The Heat Exchange

They say the summers are getting warmer. Maybe so. But the real mystery is why I am less able to tolerate even normal August temperatures.

My brother and I used to put up hay during steamy Iowa summers. Before and after unloading a lowboy we would drink well water from long plastic hoses. We both probably have a couple Pepsi bottles worth of microplastic particles in our brains, an idea which suddenly makes me thirsty.

I digress. My point is, ninety-five degrees did not get in the way of our haying for eight hours at a time. That same temperature now makes me reluctant to risk the thirty yards to our swimming pool. This is why Denise and I welcomed the opportunity to swap houses with some very nice English friends.

They own a lovely home in Harpenden, a town about 25 miles from central London. In August the English like to travel from their homes, where the high temperature typically is a comfortable seventy-five degrees, so they can swelter in oppressively hot climates. This is not new. In the 1930’s Noel Coward wrote a song about the phenomenon.

Again I digress. I should have been telling you about Harpenden.

The first thing you notice about Harpenden is that the name is difficult to remember. According to the town’s directory, Harpenden combines the Old English words “herepath” (military road) and “denu” (valley), meaning “the military road through the valley.” The name apparently was transformed from Herepathdenu when, over the centuries, residents realized that was even harder to remember than Harpenden.

The next thing you notice is Harpenden’s refined quaintness. Not quite so Disneyesque as, say, Aspen, but it is in that ballpark. The businesses have tidy cute facades. The pedestrian-friendly streets are pristine. Folks on those streets appear prosperous. Almost exclusively, they are white. Simple standalone houses may start at 1.3 million pounds (about $1.8M).
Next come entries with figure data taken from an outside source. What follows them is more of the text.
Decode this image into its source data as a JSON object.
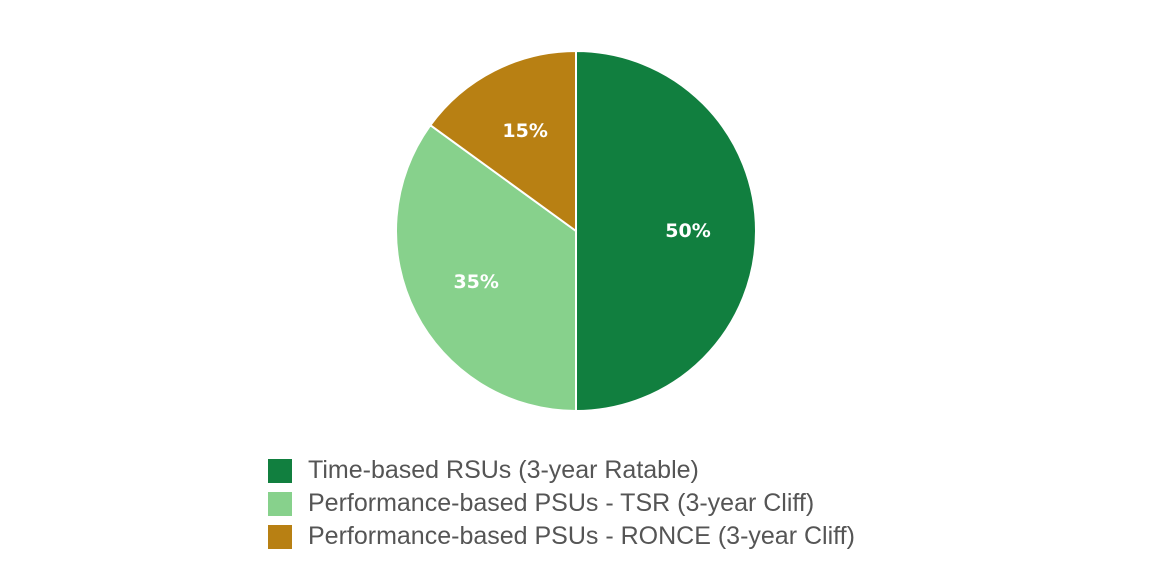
{
  "chart_data": {
    "type": "pie",
    "start_angle_deg": 0,
    "direction": "clockwise",
    "slices": [
      {
        "label": "Time-based RSUs (3-year Ratable)",
        "value": 50,
        "display": "50%",
        "color": "#117F3F"
      },
      {
        "label": "Performance-based PSUs - TSR (3-year Cliff)",
        "value": 35,
        "display": "35%",
        "color": "#87D18C"
      },
      {
        "label": "Performance-based PSUs - RONCE (3-year Cliff)",
        "value": 15,
        "display": "15%",
        "color": "#B88013"
      }
    ],
    "legend_position": "bottom",
    "title": ""
  }
}
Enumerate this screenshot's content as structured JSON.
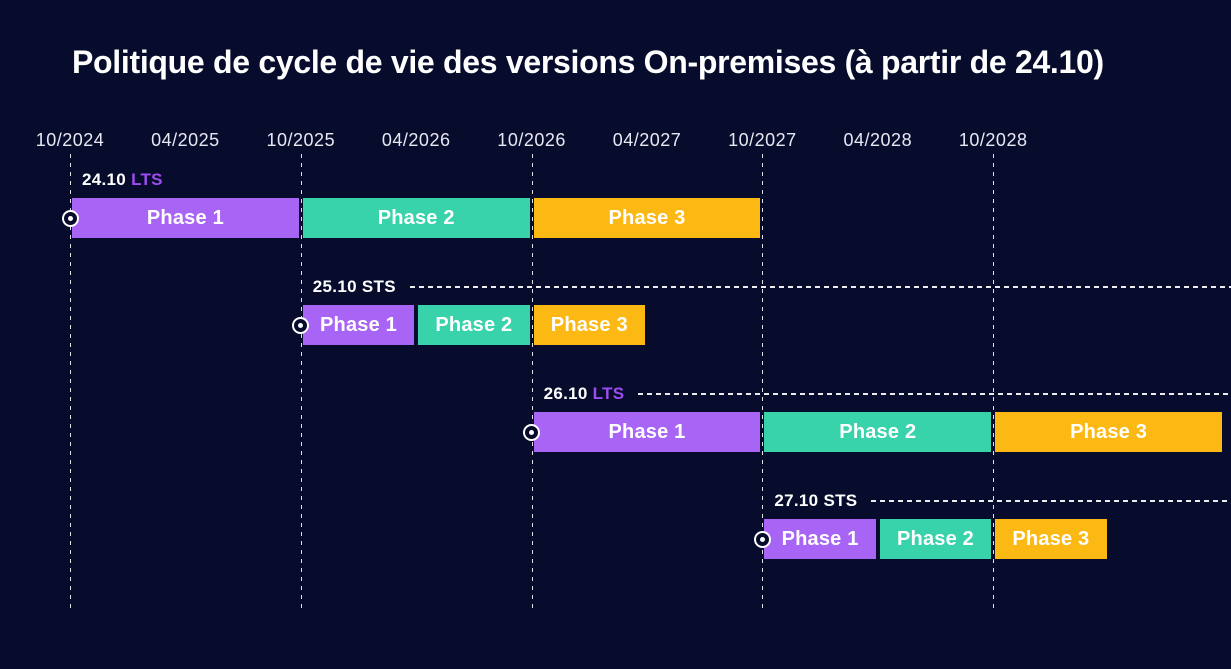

Of course Harpenden does not represent England any more than Aspen represents the United States. We spent a few hours in nearby Luton, which was the first train stop when traveling from our temporary home to London. As we walked from the Luton train station to a shopping mall we were struck by the number of immigrants (e.g., women in hijabs and niqabs) and people of color. People panhandled on unkempt streets. While sitting in the mall, doing crosswords as Denise shopped, I saw two incidents of obnoxious people, obviously on drugs or mentally disturbed, being escorted to the door.

I know what you are thinking. Half of you are thinking, “See, that is what happens when immigration is out of control.” The rest of you are thinking, “Dan, you racist bastard!” All of you should cool your jets. I am merely reporting what I saw. And what I saw was that all the panhandlers, and all the apparently mentally disturbed people, were white, and spoke with an accent revealing their English heritage.

Once again, I have digressed. I was talking about Harpenden. I would love to show you pictures of the town. It really is quite lovely. But for some reason the only picture I took was of The Old Cock Inn.

It is not unusual for an English inn or pub to be called the “Cock” something or other. Sometimes, just “The Cock.”

“The Cock” of St. Albans

In medieval and Tudor England the rooster was a symbol of watchfulness and courage (it crows at dawn, aggressively fights intruders). The English cock therefore was a popular totem centuries before it became a rude vulgarism. Except maybe for South Carolinians, Americans don’t usually see businesses with “cock” in the name. On the other hand, we have many men called “Dick,” and a great many more who could be.

In the near future I will tell you more about England. I will tell you about the English countryside and museums and Arundel Castle and London. I will try to limit the digressions and juvenile comments about suggestive names. Honestly, I do not know why I do those things.

I think I will blame the microplastics.